Despite successful vaccination programs in many countries around the world, the continued challenges around COVID-19, like the new Omicron variant, have brought back travel restrictions and social distancing requirements across the globe. STR’s Tourism Consumer Insights team continues to keep a close eye on tourism trends as well as travel accommodation preferences because of the pandemic.

In November 2021, shortly before news of Omicron had surfaced, STR undertook a new online survey using its Traveler Panel–an engaged audience of travel consumers–to examine sentiment and how it might affect industry fortunes at this uncertain time. The research gathered the views of nearly 1,500 global travelers.


Leisure preferences

A new standard of preferences has been set since the beginning of COVID-19, and accommodation in the current situation continues to be less desirable than in pre-pandemic times.

Travelers continue to prefer short-term rentals and smaller size hotels (properties with less than 50 rooms) due to lingering concerns about the virus. In November 2021, traveler interest in short-term rentals was 12% above the pre-pandemic level of interest. In the context in which consumers continue to seek space and wish to minimize their contact with others, it is perhaps not surprising that self-catering and smaller sized accommodation continue to standout.

On the flipside, due to the room share factor and communal facilities, hostels are significantly less attractive compared with pre-pandemic times (-61% net interest in November 2021).

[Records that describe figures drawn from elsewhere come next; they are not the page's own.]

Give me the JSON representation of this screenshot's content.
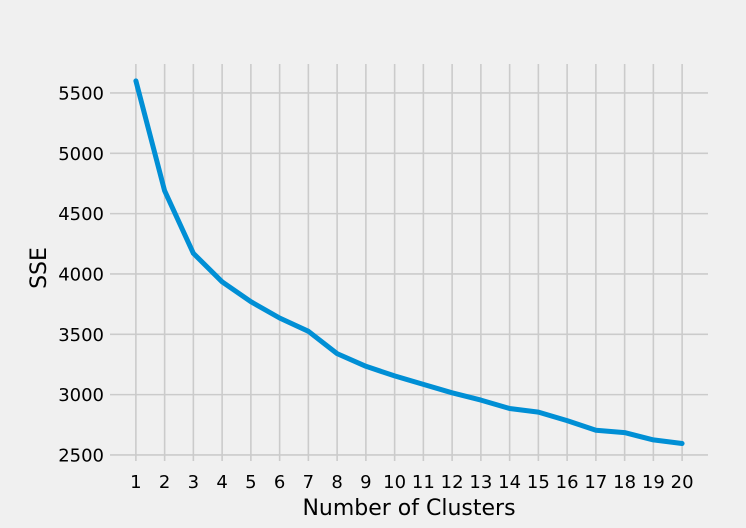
{
  "chart_data": {
    "type": "line",
    "title": "",
    "xlabel": "Number of Clusters",
    "ylabel": "SSE",
    "x": [
      1,
      2,
      3,
      4,
      5,
      6,
      7,
      8,
      9,
      10,
      11,
      12,
      13,
      14,
      15,
      16,
      17,
      18,
      19,
      20
    ],
    "series": [
      {
        "color": "#008fd5",
        "values": [
          5600,
          4690,
          4170,
          3935,
          3770,
          3635,
          3525,
          3340,
          3235,
          3155,
          3085,
          3015,
          2955,
          2885,
          2855,
          2785,
          2705,
          2685,
          2625,
          2595
        ]
      }
    ],
    "xticks": [
      "1",
      "2",
      "3",
      "4",
      "5",
      "6",
      "7",
      "8",
      "9",
      "10",
      "11",
      "12",
      "13",
      "14",
      "15",
      "16",
      "17",
      "18",
      "19",
      "20"
    ],
    "yticks": [
      2500,
      3000,
      3500,
      4000,
      4500,
      5000,
      5500
    ],
    "xlim": [
      0.1,
      20.9
    ],
    "ylim": [
      2450,
      5740
    ],
    "grid": true,
    "legend": "none",
    "colors": {
      "background": "#f0f0f0",
      "grid": "#cbcbcb",
      "text": "#000000"
    }
  }
}
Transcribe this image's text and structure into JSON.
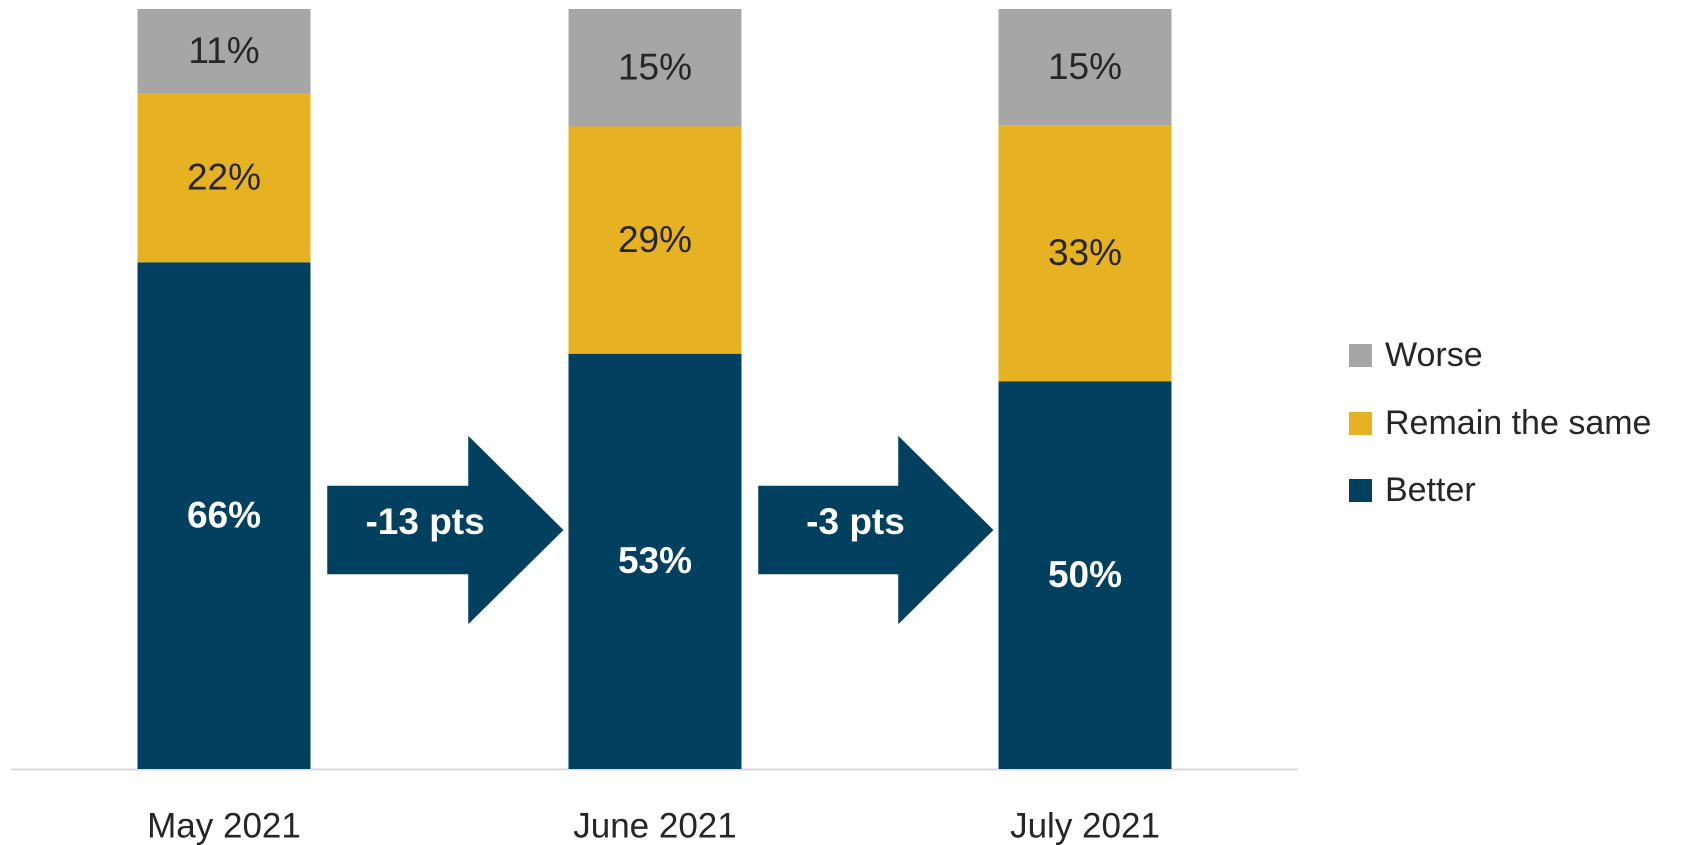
{
  "chart_data": {
    "type": "bar",
    "stacked": "percent",
    "categories": [
      "May 2021",
      "June 2021",
      "July 2021"
    ],
    "series": [
      {
        "name": "Better",
        "color": "#01405f",
        "values": [
          66,
          53,
          50
        ],
        "value_labels": [
          "66%",
          "53%",
          "50%"
        ]
      },
      {
        "name": "Remain the same",
        "color": "#e6b221",
        "values": [
          22,
          29,
          33
        ],
        "value_labels": [
          "22%",
          "29%",
          "33%"
        ]
      },
      {
        "name": "Worse",
        "color": "#a6a6a6",
        "values": [
          11,
          15,
          15
        ],
        "value_labels": [
          "11%",
          "15%",
          "15%"
        ]
      }
    ],
    "annotations": [
      {
        "text": "-13 pts"
      },
      {
        "text": "-3 pts"
      }
    ],
    "legend": "right"
  }
}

At the same time, there’s a sense that economy and budget operators are less well perceived in the current situation as well.


Negative sentiment overall towards accommodation continues. Short-term rentals and smaller hotels are the few to standout during the pandemic.


Reflecting these accommodation preferences, travelers continue to seek out more rural experiences to escape the crowds and engage more with the outdoors. More than 30% of respondents agreed that they preferred these types of trips in the current situation compared with before the pandemic.

Many have been forced to holiday at home in the last year or so and there is a sense now that domestic tourism is more appealing (as well as being more common) than international tourism (domestic trip +11% net interest versus international trip -12% net interest). This is perhaps due to a combination of recent positive staycation experiences and concerns around the potential hassle and inconveniences of international travel, such as testing protocols, potential quarantine, and infection risk.

Another type of trip which is less appealing in the current environment is event-specific trips (-48% net interest). This is likely linked to heightened concerns of infection by attending a mass event.


The pandemic has shifted leisure trip preferences. Accessing the outdoors, domestic and smaller destinations are more popular.


Traditional determinants of choice

The importance of reviews and recommendations has increased in recent waves. More than 20% who had booked accommodation recently stated these were a key factor which had influenced their choice where to stay. Meanwhile, the importance of cancellation policies continues to diminish (18% in November 2021 vs. 23% in July 2021 vs. 29% in February 2021).

Interestingly, while consideration of hotel social distancing policies appears to be less significant now with fewer personal health concerns due to vaccination, there has been no decline in the importance of cleanliness. This finding suggests that consumers may have new perspectives and expectations regarding cleanliness post-pandemic.


Location, value for money and reviews are most important again as cancellation policy has become less important.



The latest research shows that accommodation preferences and behaviors are continuing to shift and evolve in response to the current COVID-19 situation. Aspects which were important in the past, like the location and perceived value for money offering of accommodation, continue to be relevant and important. However, new preferences and behaviors have led to new opportunities and challenges for the industry. Efforts to capitalize on consumers’ new-kindled interest in the outdoors and a “sense of space,” and enabling flexible bookings are a few relevant strategies for remaining competitive.


NOTE: This research was undertaken in early November 2021 before the Omicron variant emerged. As a result, respondents’ views do not represent the newest situation around COVID-19.